Output. Signal of interest at specific time after shut-in onset.

Return type:

pandas.Series

Well production status

indsl.oil_and_gas.calculate_well_prod_status(master_valve: Series, wing_valve: Series, choke_valve: Series, threshold_master: float = 1, threshold_wing: float = 1, threshold_choke: float = 5, align_timesteps: bool = False) Series

Check if the well is producing.

Determine if the well is producing. In order for this to be the case, the following has to happen:

  • All Master, Wing and Choke data have to come from the same well.

  • Check if the master, wing and choke valve openings are above their respective threshold values at a given time.

  • If any of the valves are below the threshold opening, then the well is closed.

  • If all of the valves are above the threshold opening, then the well is open.

  • Threshold values should be between 0-100.

Parameters:
  • master_valve – Master Valve Time series of the master valve.

  • wing_valve – Wing Valve Time series of the wing valve.

  • choke_valve – Choke Valve Time series of the choke valve.

  • threshold_master – Master threshold Threshold percentage value from 0%-100%.

  • threshold_wing – Wing threshold Threshold percentage value from 0%-100%.

  • threshold_choke – Choke threshold Threshold percentage value from 0%-100%.

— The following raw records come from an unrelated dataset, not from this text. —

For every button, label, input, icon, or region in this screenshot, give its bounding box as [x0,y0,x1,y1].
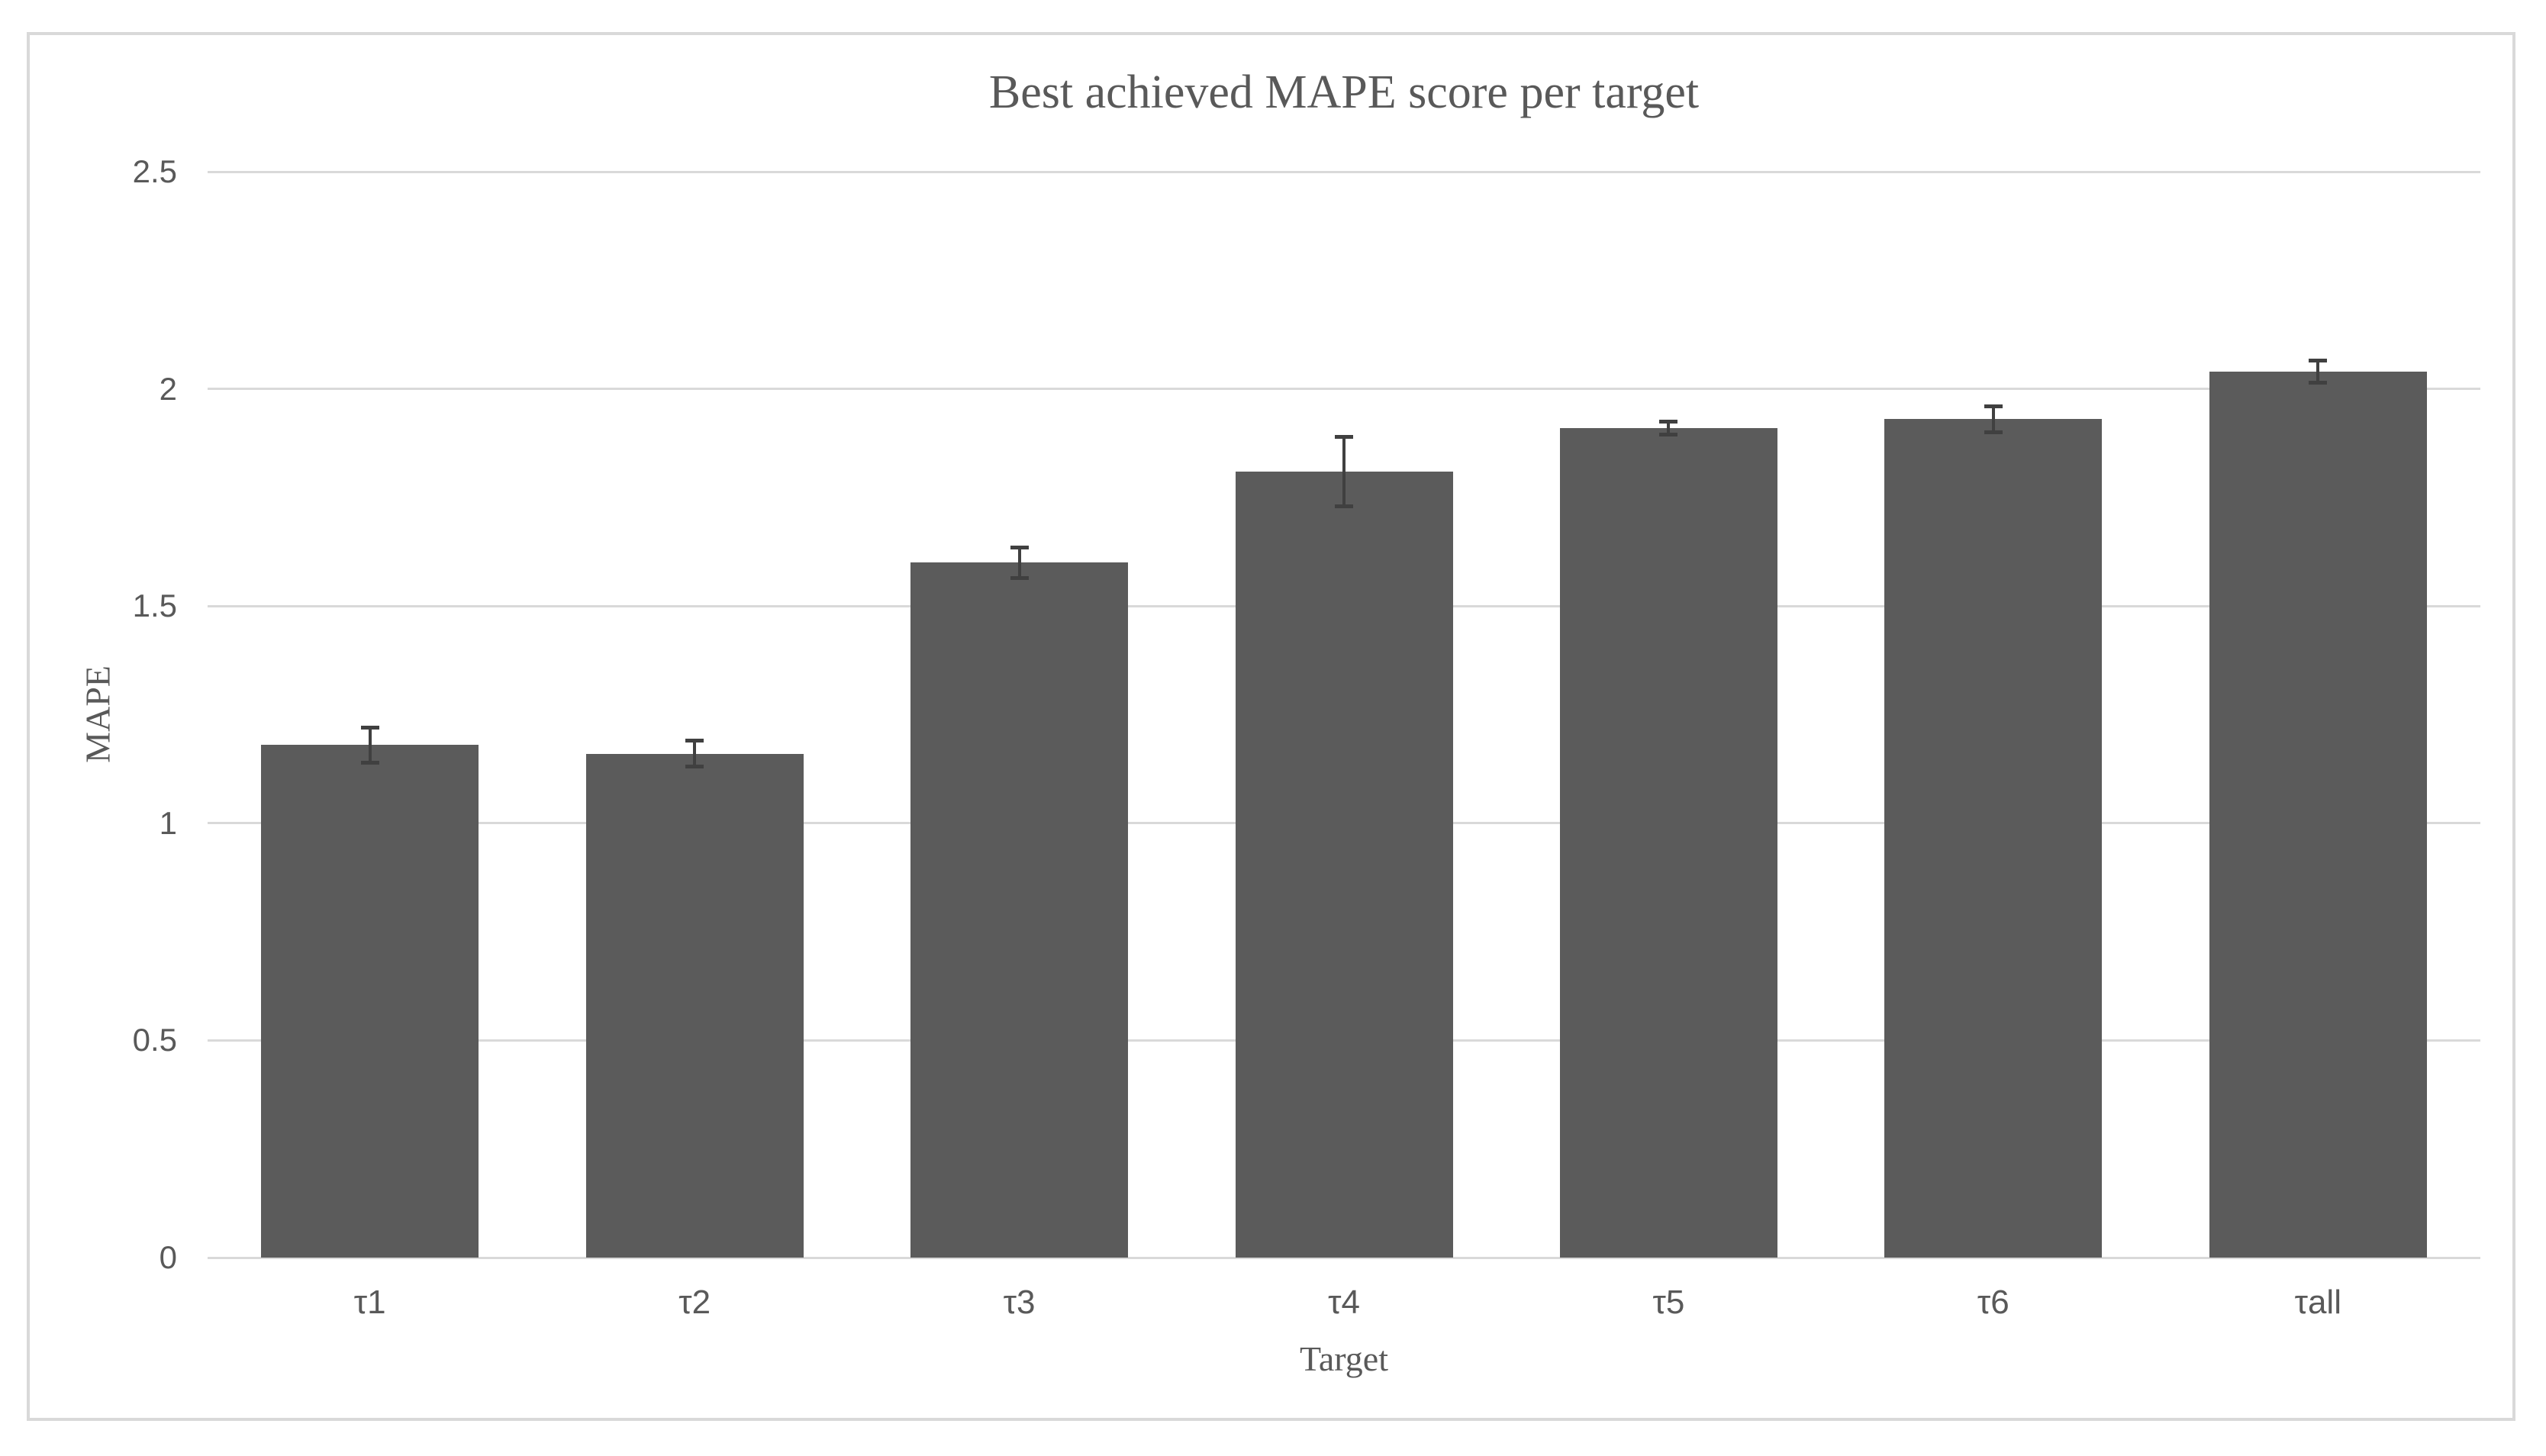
error-bar-cap-bottom-tau-5 [1659,432,1678,436]
error-bar-cap-top-tau-2 [685,739,704,743]
x-tick-label-tau-all: τall [2294,1284,2341,1321]
x-tick-label-tau-1: τ1 [353,1284,386,1321]
bar-tau-5 [1559,427,1777,1258]
error-bar-tau-1 [368,727,372,763]
y-tick-label-2: 2 [159,370,177,407]
y-tick-label-0: 0 [159,1239,177,1275]
error-bar-cap-top-tau-all [2309,359,2328,363]
error-bar-cap-bottom-tau-all [2309,380,2328,385]
error-bar-tau-2 [693,740,697,767]
error-bar-tau-4 [1342,436,1346,507]
gridline-y-2 [208,388,2480,391]
x-tick-label-tau-3: τ3 [1003,1284,1036,1321]
gridline-y-2.5 [208,170,2480,173]
error-bar-cap-bottom-tau-3 [1010,575,1029,580]
error-bar-tau-6 [1991,406,1995,433]
error-bar-cap-top-tau-6 [1984,404,2003,408]
x-axis-title: Target [1300,1339,1388,1378]
error-bar-cap-top-tau-4 [1335,434,1353,439]
error-bar-cap-top-tau-5 [1659,419,1678,424]
bar-tau-2 [585,753,804,1258]
x-tick-label-tau-2: τ2 [678,1284,711,1321]
bar-tau-1 [261,745,479,1258]
error-bar-cap-bottom-tau-1 [360,760,379,765]
error-bar-cap-top-tau-3 [1010,545,1029,549]
y-tick-label-1: 1 [159,804,177,841]
bar-tau-all [2209,371,2427,1258]
error-bar-cap-bottom-tau-2 [685,765,704,769]
error-bar-cap-bottom-tau-4 [1335,504,1353,508]
x-tick-label-tau-4: τ4 [1328,1284,1360,1321]
plot-area [208,170,2480,1259]
x-tick-label-tau-5: τ5 [1652,1284,1685,1321]
bar-tau-6 [1884,419,2103,1258]
bar-tau-3 [910,562,1129,1258]
error-bar-cap-top-tau-1 [360,726,379,730]
x-tick-label-tau-6: τ6 [1977,1284,2009,1321]
y-tick-label-2.5: 2.5 [132,153,177,189]
error-bar-cap-bottom-tau-6 [1984,430,2003,435]
error-bar-tau-3 [1017,547,1021,578]
x-axis-baseline [208,1256,2480,1259]
error-bar-tau-5 [1667,421,1671,435]
chart-title: Best achieved MAPE score per target [988,66,1700,118]
bar-tau-4 [1235,471,1453,1258]
y-axis-title-text: MAPE [78,665,118,763]
y-tick-label-1.5: 1.5 [132,588,177,624]
y-tick-label-0.5: 0.5 [132,1022,177,1058]
error-bar-tau-all [2316,360,2320,383]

  • align_timesteps – Auto-align Automatically align time stamp of input time series. Default is False.

Returns:

Well Status

Well production status (1 means open, 0 means closed).

Return type:

pandas.Series

Retrieve fluid properties

indsl.oil_and_gas.live_fluid_properties.retrieve_fluid_properties(pressure: Series, temperature: Series, pvt_data: DataFrame, param: str, interp_method: Literal['linear', 'nearest', 'cubic'] = 'linear') Series

Retrieve fluid properties.

This function obtains the value for the selected fluid property (param) corresponding to the pressure/temp pairs input as series. The input fluid file type is a .tab file that is an output of an equation of state simulator (i.e PVTSim, MultiFlash) and is an input file specifically for OLGA. The 31 fluid property parameters included in the .tab file are the options as an output for this function. Note that pressure and temperature sensors have to come from the same location.

Parameters:
  • pressure – Pressure time series.

  • temperature – Temperature time series.

  • pvt_data – PVT data. This is a PVT table that has been parsed out from a .tab file which is a standardized generated output of MultiFlash and PVTSim.

  • param – Fluid parameter of interest. Fluid property to be estimated.

  • interp_method – Method. The method used to interpolate the pvt table to obtain fluid properties of a given pressure and temperature.

Returns:

Time series

Fluid property of selected fluid property (“param”) for corresponding pressure and temperature sensors. There are 31 fluid properties currently available to output from the fluid file.

Return type:

pandas.Series

Raises:
  • AssertionError – If data in sequence is not from a .tab file.

  • AssertionError – If param input is not one of the 31 fluid properties available.

  • Exception – If the range of the pressure and temperature sensor is outside the pvt table window, the function

  • cannot interpolate for fluid property parameters.